Diosgenin enhances liposome-enabled nucleic acid delivery and CRISPR/Cas9-mediated gene editing by modulating endocytic pathways

Abstract

The CRISPR/Cas9 system holds great promise in treating genetic diseases, owing to its safe and precise genome editing. However, the major challenges to implementing the technology in clinics lie in transiently limiting the expression of genome editing factors and achieving therapeutically relevant frequencies with fidelity. Recent findings revealed that non-viral vectors could be a potential alternative delivery system to overcome these limitations. In our previous research, we demonstrated that liposomal formulations with amide linker-based cationic lipids and cholesterol were found to be effective in delivering a variety of nucleic acids. In the current study, we screened steroidal sapogenins as an alternative co-lipid to cholesterol in cationic liposomal formulations and found that liposomes with diosgenin (AD, Amide lipid: Diosgenin) further improved nucleic acid delivery efficacy, in particular, delivering Cas9 pDNA and mRNA for efficient genome editing at multiple loci, including AAVS1 and HBB, when compared to amide cholesterol. Mechanistic insights into the endocytosis of lipoplexes revealed that diosgenin facilitated the lipoplexes' cholesterol-independent and clathrin-mediated endocytosis, which in turn leads to increased intracellular delivery. Our study identifies diosgenin-doped liposomes as an efficient tool to deliver CRISPR/Cas9 system.

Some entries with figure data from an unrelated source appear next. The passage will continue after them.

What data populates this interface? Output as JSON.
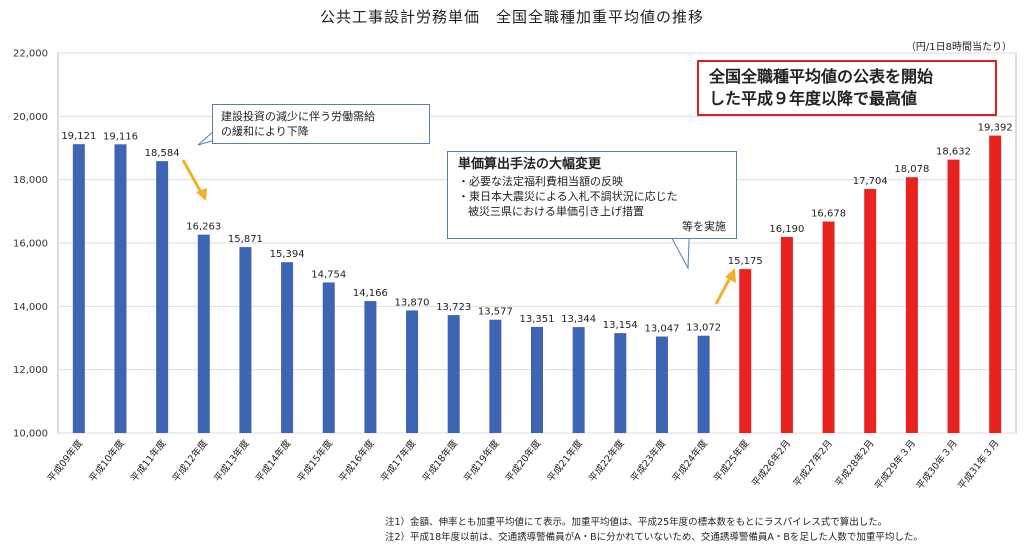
{
  "title": "公共工事設計労務単価　全国全職種加重平均値の推移",
  "unit": "（円/1日8時間当たり）",
  "callouts": {
    "c1": {
      "line1": "建設投資の減少に伴う労働需給",
      "line2": "の緩和により下降"
    },
    "c2": {
      "heading": "単価算出手法の大幅変更",
      "line1": "・必要な法定福利費相当額の反映",
      "line2": "・東日本大震災による入札不調状況に応じた",
      "line3": "被災三県における単価引き上げ措置",
      "line4": "等を実施"
    },
    "c3": {
      "line1": "全国全職種平均値の公表を開始",
      "line2": "した平成９年度以降で最高値"
    }
  },
  "notes": {
    "n1": "注1）金額、伸率とも加重平均値にて表示。加重平均値は、平成25年度の標本数をもとにラスパイレス式で算出した。",
    "n2": "注2）平成18年度以前は、交通誘導警備員がA・Bに分かれていないため、交通誘導警備員A・Bを足した人数で加重平均した。"
  },
  "colors": {
    "blue": "#3e64b4",
    "red": "#e8231f",
    "arrow": "#f1b12a"
  },
  "chart_data": {
    "type": "bar",
    "ylim": [
      10000,
      22000
    ],
    "yticks": [
      "10,000",
      "12,000",
      "14,000",
      "16,000",
      "18,000",
      "20,000",
      "22,000"
    ],
    "categories": [
      "平成09年度",
      "平成10年度",
      "平成11年度",
      "平成12年度",
      "平成13年度",
      "平成14年度",
      "平成15年度",
      "平成16年度",
      "平成17年度",
      "平成18年度",
      "平成19年度",
      "平成20年度",
      "平成21年度",
      "平成22年度",
      "平成23年度",
      "平成24年度",
      "平成25年度",
      "平成26年2月",
      "平成27年2月",
      "平成28年2月",
      "平成29年３月",
      "平成30年３月",
      "平成31年３月"
    ],
    "values": [
      19121,
      19116,
      18584,
      16263,
      15871,
      15394,
      14754,
      14166,
      13870,
      13723,
      13577,
      13351,
      13344,
      13154,
      13047,
      13072,
      15175,
      16190,
      16678,
      17704,
      18078,
      18632,
      19392
    ],
    "value_labels": [
      "19,121",
      "19,116",
      "18,584",
      "16,263",
      "15,871",
      "15,394",
      "14,754",
      "14,166",
      "13,870",
      "13,723",
      "13,577",
      "13,351",
      "13,344",
      "13,154",
      "13,047",
      "13,072",
      "15,175",
      "16,190",
      "16,678",
      "17,704",
      "18,078",
      "18,632",
      "19,392"
    ],
    "bar_colors": [
      "#3e64b4",
      "#3e64b4",
      "#3e64b4",
      "#3e64b4",
      "#3e64b4",
      "#3e64b4",
      "#3e64b4",
      "#3e64b4",
      "#3e64b4",
      "#3e64b4",
      "#3e64b4",
      "#3e64b4",
      "#3e64b4",
      "#3e64b4",
      "#3e64b4",
      "#3e64b4",
      "#e8231f",
      "#e8231f",
      "#e8231f",
      "#e8231f",
      "#e8231f",
      "#e8231f",
      "#e8231f"
    ]
  }
}
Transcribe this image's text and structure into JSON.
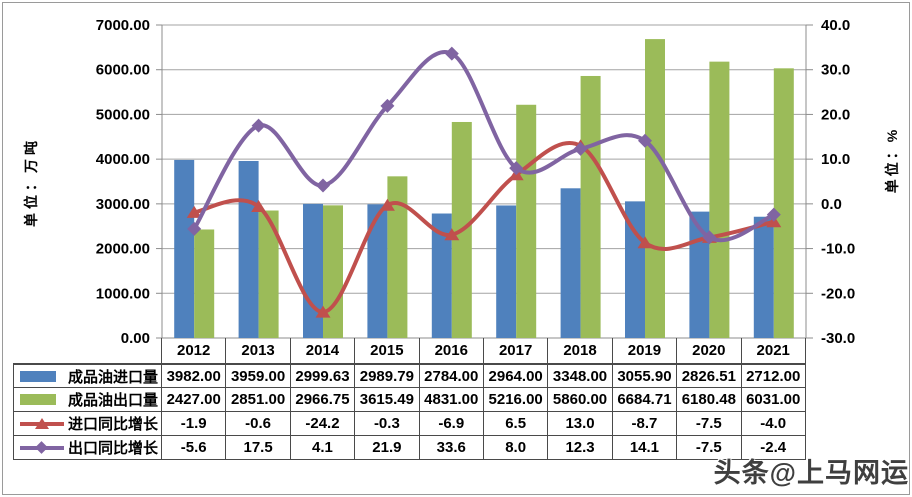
{
  "watermark": "头条@上马网运",
  "chart_data": {
    "type": "combo-bar-line",
    "title": "",
    "categories": [
      "2012",
      "2013",
      "2014",
      "2015",
      "2016",
      "2017",
      "2018",
      "2019",
      "2020",
      "2021"
    ],
    "series": [
      {
        "name": "成品油进口量",
        "type": "bar",
        "axis": "left",
        "color": "#4F81BD",
        "values": [
          3982.0,
          3959.0,
          2999.63,
          2989.79,
          2784.0,
          2964.0,
          3348.0,
          3055.9,
          2826.51,
          2712.0
        ],
        "display": [
          "3982.00",
          "3959.00",
          "2999.63",
          "2989.79",
          "2784.00",
          "2964.00",
          "3348.00",
          "3055.90",
          "2826.51",
          "2712.00"
        ]
      },
      {
        "name": "成品油出口量",
        "type": "bar",
        "axis": "left",
        "color": "#9BBB59",
        "values": [
          2427.0,
          2851.0,
          2966.75,
          3615.49,
          4831.0,
          5216.0,
          5860.0,
          6684.71,
          6180.48,
          6031.0
        ],
        "display": [
          "2427.00",
          "2851.00",
          "2966.75",
          "3615.49",
          "4831.00",
          "5216.00",
          "5860.00",
          "6684.71",
          "6180.48",
          "6031.00"
        ]
      },
      {
        "name": "进口同比增长",
        "type": "line",
        "marker": "triangle",
        "axis": "right",
        "color": "#C0504D",
        "values": [
          -1.9,
          -0.6,
          -24.2,
          -0.3,
          -6.9,
          6.5,
          13.0,
          -8.7,
          -7.5,
          -4.0
        ],
        "display": [
          "-1.9",
          "-0.6",
          "-24.2",
          "-0.3",
          "-6.9",
          "6.5",
          "13.0",
          "-8.7",
          "-7.5",
          "-4.0"
        ]
      },
      {
        "name": "出口同比增长",
        "type": "line",
        "marker": "diamond",
        "axis": "right",
        "color": "#8064A2",
        "values": [
          -5.6,
          17.5,
          4.1,
          21.9,
          33.6,
          8.0,
          12.3,
          14.1,
          -7.5,
          -2.4
        ],
        "display": [
          "-5.6",
          "17.5",
          "4.1",
          "21.9",
          "33.6",
          "8.0",
          "12.3",
          "14.1",
          "-7.5",
          "-2.4"
        ]
      }
    ],
    "left_axis": {
      "title": "单位：万吨",
      "min": 0,
      "max": 7000,
      "step": 1000,
      "tick_labels": [
        "7000.00",
        "6000.00",
        "5000.00",
        "4000.00",
        "3000.00",
        "2000.00",
        "1000.00",
        "0.00"
      ]
    },
    "right_axis": {
      "title": "单位：%",
      "min": -30,
      "max": 40,
      "step": 10,
      "tick_labels": [
        "40.0",
        "30.0",
        "20.0",
        "10.0",
        "0.0",
        "-10.0",
        "-20.0",
        "-30.0"
      ]
    },
    "grid": true,
    "legend_position": "table-left-column"
  },
  "colors": {
    "gridline": "#a3a3a3",
    "axis_line": "#8c8c8c",
    "table_border": "#4a4a4a",
    "text": "#000000"
  }
}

Keywords: CRISPR/Cas9; cationic lipid; diosgenin; genome editing; transfections.

FIGURE 1

Liposomal physicochemical characterizations. Schematic representation of the lipids used in the liposomal formulations (A), Hydrodynamic diameters of liposomes (B), and Surface potentials of the liposomes (C).

FIGURE 2

Transfection studies with pDNA and mRNA of different liposomes. Screening of sapogenin liposomes using the eGFP pDNA reporter gene, Representative images in epifluorescence microscope (A), Flow cytometry analysis of eGFP pDNA expression (B), Screening of sapogenin liposomes using eGFP mRNA, Representative images in epifluorescence microscope (C), Flow cytometry analysis of eGFP mRNA expression (D).

FIGURE 3

Transfections in the presence of endocytosis blockers. Normalized eGFP expression by endocytosis inhibitors. HEK-293 cells were pretreated with Dynosore (80 μM), M-β-CD (2 mM), Nystatin (80 μM), Chlorpromazine (15 μM), and Sucrose (450 mM) in serum-free media for 1 hour before exposure to the 1:1 lipid/DNA charge ratio of AC and AD lipoplexes, respectively (A) Imipramine was added in the different concentrations of 10, 20, and 40 μM after 4 h of seeding of HEK293 cells, and then the cells were treated with AC and AD lipoplexes with a 1:1 lipid-to-DNA charge ratio (n = 3; **p < 0.001 compared with AC and LF3000) (B).

FIGURE 4

Delivery of varied sizes of plasmids. AD, AC, and LF3000 liposomes delivered a 4.7 kb eGFP-N1 plasmid (A) and larger size plasmids, i.e., 11.7 kb pL-CRISPR. EFS.GFP (B) and 13.7 kb pL-CRISPR. SFFV.GFP plasmid construct respectively (compacted with P3000 DNA-condensing agent) (C) (n = 3; **p < 0.001 compared with AC and LF3000).

FIGURE 5

Delivery of different forms of CRISPR/Cas9 in HEK-293T cell lines: Agarose gel electrophoresis showing T7 activity. The cleaved product is highlighted in red. The editing efficiencies are indicated at the bottom of the gel. CRISPR-Cas9 plasmid DNA-mediated gene editing. Transfection of lenti-plasmid CRISPR-AAVS1 sgRNA, which expresses human codon-optimized Cas9 protein and an AAVS1-targeting sgRNA element from the U6 promoter, using transfection reagents AD, AC, and LF3000 (A). sgRNA mediated gene editing in Cas9-expressing cells. sgRNA targeting the SCD locus was transfected with AD and AC (B). Cas9 mRNA mediated gene editing. Transfection of SCD sgRNA and Cas9 mRNA targeting the Hbb locus using Mmax, AC (C).